In de tweede plaats wordt miskend dat de journalist niet meer de integere op waarheidsvinding beluste onderzoeker is, waarvan de rechters kennelijk meestal uitgaan. Essayist Ian Buruma heeft dat ooit treffend onder woorden gebracht. In zijn boek “Het circus van Max Beckmann” toont hij op overtuigende wijze aan dat de grenzen tussen nieuws en entertainment zijn vervaagd. Een vage echo hiervan is te horen in het boek van Joris Luyendijk over de mores op het Binnenhof. De banden tussen de media en degenen die zij kritisch behoren te volgen zijn dermate verknoopt, dat kritische nieuwsvoorziening ook op dat terrein een uitzondering is.

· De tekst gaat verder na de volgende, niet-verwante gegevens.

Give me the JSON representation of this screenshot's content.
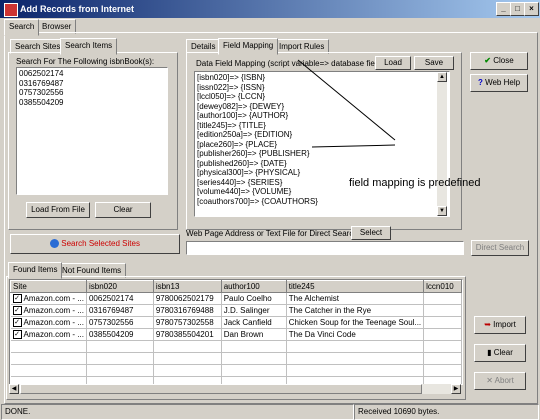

Gelet op het voorgaande zou ik menen dat de vrijheid van de media het grootst dient te zijn daar waar zaken in het geding zijn die de veiligheid van de staat betreffen. Maar als het gaat om zaken waarin de privacy van burgers in het geding is, dienen de eisen te worden opgeschroefd. Een virtuele moord op burgers met een beroep op anonieme bronnen lijkt mij uit den boze. Zeker wanneer er geen gedegen onderzoek aan ten grondslag ligt, zoals zo vaak het geval is. De talrijke burgers die op deze manier op het slachtblok zijn gelegd moeten hun gram bij de rechter kunnen halen. Een civiele of strafrechter die dan geen boodschap heeft aan het halfzachte beroepsgeheim van de journalist of programmamaker. Hij of zij zal, eventueel achter gesloten deuren, zijn bronnen moeten openbaren.